Do you get what is going on? Using this pooling method means you will never fully depreciate the asset for tax purposes until you sell it and offset the sales proceeds against whatever balance remains in the pool at that time. Canada uses this pooling method and one of their equipment associations recently inquired if we could help them put together a paper supporting five-year straight-line deprecation.

The example I used accounted for one unit in the pool. If you now assume you add and subtract units to the pool every year and then calculate the 18% deprecation figure you can estimate what it will cost you if this program is proposed and passed. Look at it this way….

Pool bal at year-end= Prior year pool bal + adds- sales- depreciation.

As long as the pool balance has a positive balance there is no gain to pay tax on as a result of selling a unit. And if that is true you received the benefit of a like-kind exchange transaction without going through the LKE process. Only when the pool value turns negative do you pay tax on the negative amount and then add it back to make the pool value zero again.

The one good thing of this proposal is Sec 179 allowance is $1,000,000 but with a limit of $2,000,000; meaning if you buy $1,000,000 in total you get to use the allowance if have taxable income to absorb it. But if you buy $3,000,000 of equipment you get a zero 179 allowance because the difference over $2,000,000 offsets the $1,000,000 dollar for dollar over $2,000,000. In short, this 179 benefit is designed for small business. To summarize, you can purchase up to $2,000,000 of equipment without losing any of the Section 179 available.
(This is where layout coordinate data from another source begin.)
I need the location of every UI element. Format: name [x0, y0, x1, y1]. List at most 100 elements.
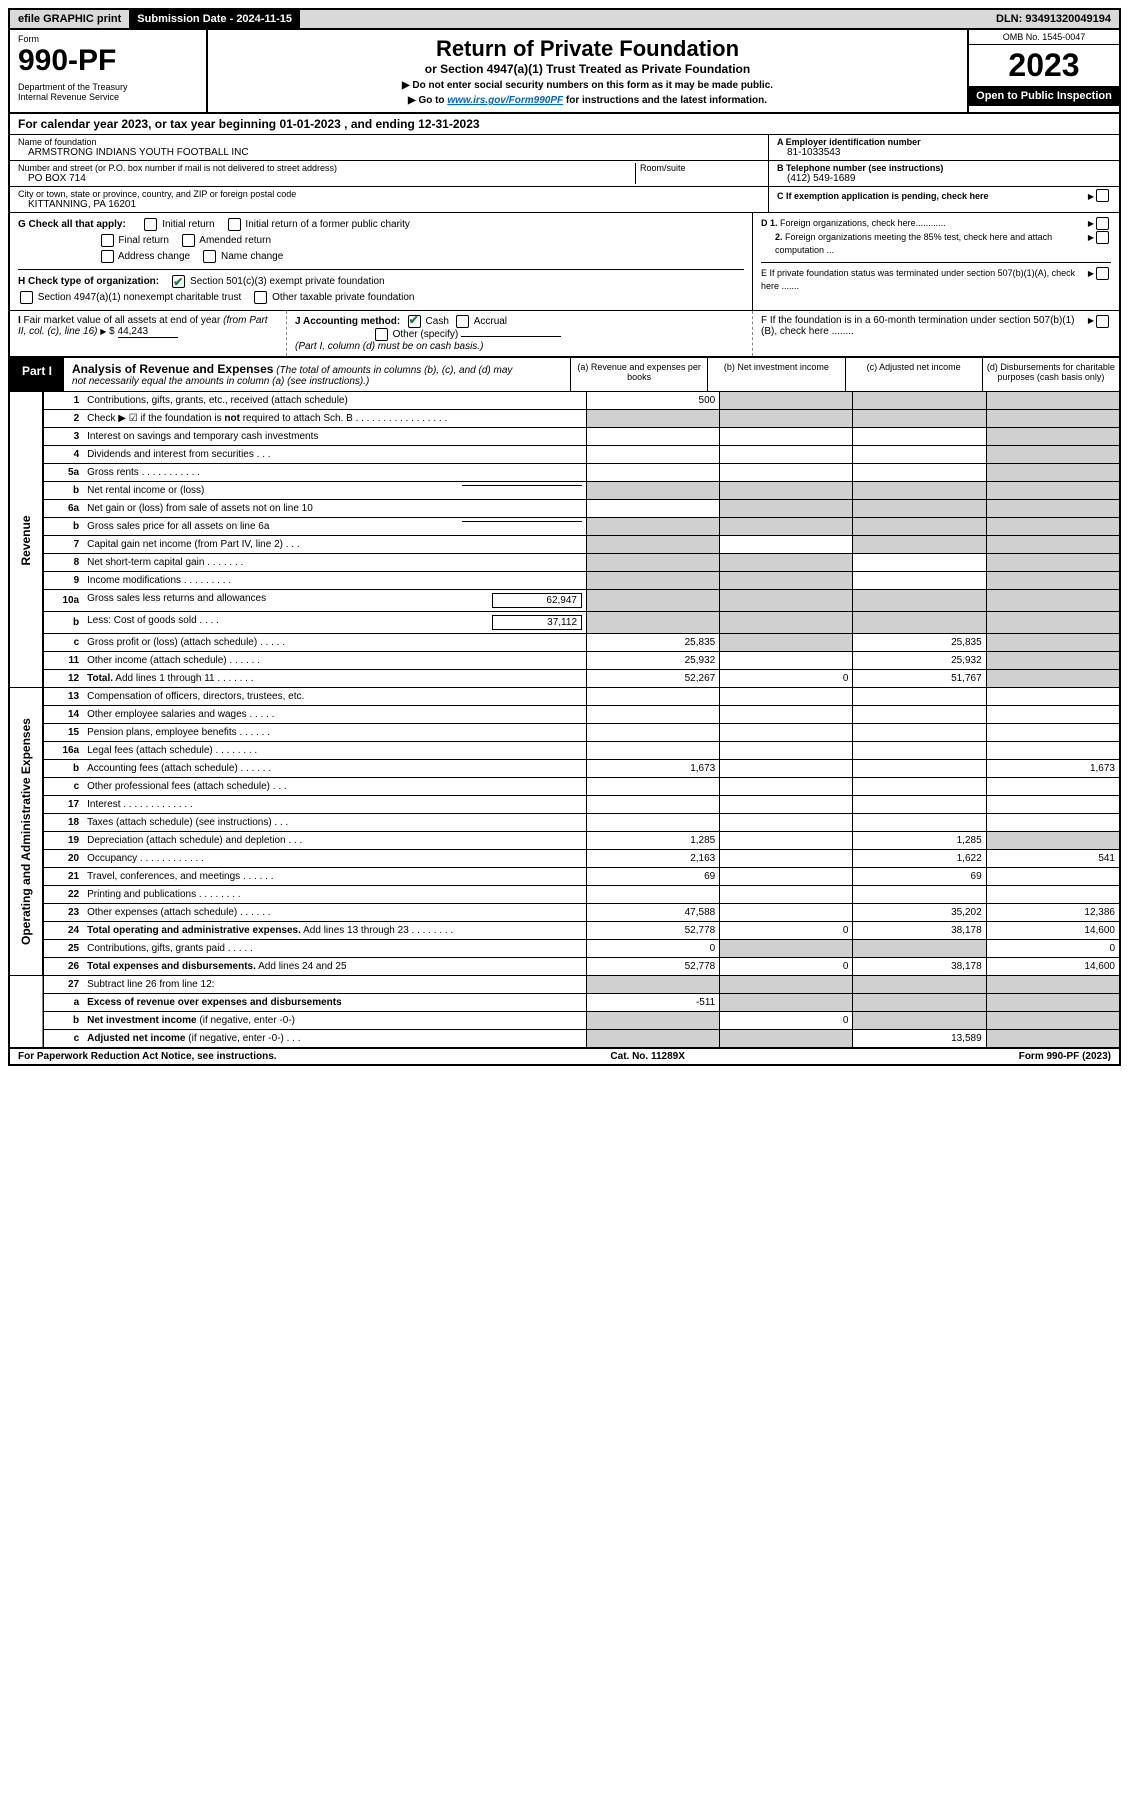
- amt-a: [587, 976, 720, 994]
- amt-c: [853, 814, 986, 832]
- g-name-checkbox[interactable]: [203, 250, 216, 263]
- j-accrual-checkbox[interactable]: [456, 315, 469, 328]
- amt-d: [986, 724, 1120, 742]
- j-block: J Accounting method: Cash Accrual Other …: [287, 311, 753, 356]
- h-label: H Check type of organization:: [18, 276, 159, 287]
- info-block: Name of foundation ARMSTRONG INDIANS YOU…: [8, 135, 1121, 213]
- amt-b: [720, 940, 853, 958]
- g-label: G Check all that apply:: [18, 219, 126, 230]
- line-desc: Dividends and interest from securities .…: [83, 446, 586, 464]
- h-opt-2: Section 4947(a)(1) nonexempt charitable …: [38, 292, 241, 303]
- amt-d: 14,600: [986, 958, 1120, 976]
- d2-checkbox[interactable]: [1096, 231, 1109, 244]
- table-row: aExcess of revenue over expenses and dis…: [9, 994, 1120, 1012]
- j-other-line: [461, 336, 561, 337]
- j-note: (Part I, column (d) must be on cash basi…: [295, 341, 483, 352]
- j-cash: Cash: [426, 316, 449, 327]
- amt-a: [587, 464, 720, 482]
- line-desc: Travel, conferences, and meetings . . . …: [83, 868, 586, 886]
- h-other-checkbox[interactable]: [254, 291, 267, 304]
- amt-d: [986, 742, 1120, 760]
- table-row: 3Interest on savings and temporary cash …: [9, 428, 1120, 446]
- line-desc: Other income (attach schedule) . . . . .…: [83, 652, 586, 670]
- amt-d: [986, 796, 1120, 814]
- table-row: 15Pension plans, employee benefits . . .…: [9, 724, 1120, 742]
- line-desc: Interest . . . . . . . . . . . . .: [83, 796, 586, 814]
- line-desc: Occupancy . . . . . . . . . . . .: [83, 850, 586, 868]
- amt-a: [587, 518, 720, 536]
- h-4947-checkbox[interactable]: [20, 291, 33, 304]
- amt-d: [986, 500, 1120, 518]
- line-num: 21: [43, 868, 83, 886]
- g-amended-checkbox[interactable]: [182, 234, 195, 247]
- table-row: 9Income modifications . . . . . . . . .: [9, 572, 1120, 590]
- g-initial-checkbox[interactable]: [144, 218, 157, 231]
- amt-a: [587, 724, 720, 742]
- line-desc: Check ▶ ☑ if the foundation is not requi…: [83, 410, 586, 428]
- j-other-checkbox[interactable]: [375, 328, 388, 341]
- f-checkbox[interactable]: [1096, 315, 1109, 328]
- part1-title: Analysis of Revenue and Expenses: [72, 362, 273, 376]
- amt-a: [587, 706, 720, 724]
- line-desc: Gross sales less returns and allowances6…: [83, 590, 586, 612]
- amt-d: [986, 572, 1120, 590]
- amt-c: 38,178: [853, 958, 986, 976]
- amt-b: [720, 814, 853, 832]
- col-a-head: (a) Revenue and expenses per books: [571, 358, 708, 391]
- amt-a: [587, 446, 720, 464]
- line-num: 20: [43, 850, 83, 868]
- amt-c: [853, 760, 986, 778]
- line-desc: Compensation of officers, directors, tru…: [83, 688, 586, 706]
- line-num: 10a: [43, 590, 83, 612]
- amt-a: 52,267: [587, 670, 720, 688]
- amt-a: [587, 742, 720, 760]
- table-row: 25Contributions, gifts, grants paid . . …: [9, 940, 1120, 958]
- amt-b: [720, 724, 853, 742]
- amt-b: [720, 1030, 853, 1048]
- table-row: 16aLegal fees (attach schedule) . . . . …: [9, 742, 1120, 760]
- amt-b: [720, 886, 853, 904]
- table-row: 7Capital gain net income (from Part IV, …: [9, 536, 1120, 554]
- amt-c: [853, 464, 986, 482]
- phone-label: B Telephone number (see instructions): [777, 163, 943, 173]
- g-initial-former-checkbox[interactable]: [228, 218, 241, 231]
- amt-c: [853, 518, 986, 536]
- amt-b: [720, 572, 853, 590]
- ein: 81-1033543: [777, 147, 1111, 158]
- g-final-checkbox[interactable]: [101, 234, 114, 247]
- amt-d: 14,600: [986, 922, 1120, 940]
- amt-b: [720, 706, 853, 724]
- c-checkbox[interactable]: [1096, 189, 1109, 202]
- g-opt-1: Initial return of a former public charit…: [245, 219, 410, 230]
- h-501c3-checkbox[interactable]: [172, 275, 185, 288]
- j-other: Other (specify): [393, 329, 459, 340]
- amt-c: [853, 1012, 986, 1030]
- efile-label: efile GRAPHIC print: [10, 10, 129, 28]
- amt-d: [986, 886, 1120, 904]
- g-address-checkbox[interactable]: [101, 250, 114, 263]
- amt-a: [587, 554, 720, 572]
- amt-c: [853, 590, 986, 612]
- amt-b: [720, 850, 853, 868]
- amt-a: [587, 428, 720, 446]
- line-desc: Excess of revenue over expenses and disb…: [83, 994, 586, 1012]
- line-num: 7: [43, 536, 83, 554]
- footer-right: Form 990-PF (2023): [1019, 1051, 1111, 1062]
- g-opt-5: Name change: [221, 251, 283, 262]
- instr-2: ▶ Go to www.irs.gov/Form990PF for instru…: [214, 95, 961, 106]
- table-row: 22Printing and publications . . . . . . …: [9, 886, 1120, 904]
- e-checkbox[interactable]: [1096, 267, 1109, 280]
- j-cash-checkbox[interactable]: [408, 315, 421, 328]
- irs-link[interactable]: www.irs.gov/Form990PF: [447, 95, 563, 106]
- check-section-gh: G Check all that apply: Initial return I…: [8, 213, 1121, 311]
- header-left: Form 990-PF Department of the TreasuryIn…: [10, 30, 208, 112]
- addr-label: Number and street (or P.O. box number if…: [18, 163, 337, 173]
- i-block: I Fair market value of all assets at end…: [10, 311, 287, 356]
- j-accrual: Accrual: [474, 316, 507, 327]
- col-d-head: (d) Disbursements for charitable purpose…: [983, 358, 1119, 391]
- d1-checkbox[interactable]: [1096, 217, 1109, 230]
- amt-c: 25,932: [853, 652, 986, 670]
- line-desc: Contributions, gifts, grants paid . . . …: [83, 940, 586, 958]
- amt-a: [587, 410, 720, 428]
- amt-d: 541: [986, 850, 1120, 868]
If this proposal passes, your business will require more balance sheet management to avoid unexpected tax bills. And don’t forget we are talking about your tax books and not your accounting books.  

One last word of caution …do not forget about the units depreciated using Bonus which have little or no tax basis left. Sell a bunch of those and your pool may turn negative.

This Senate Finance Committee discussion is only draft at this time but gives you some idea what they are thinking about.  If you don’t like it, now is the time to raise your objections along with suggested changes to make the corporate rate and personal rate for flow-through corps the same.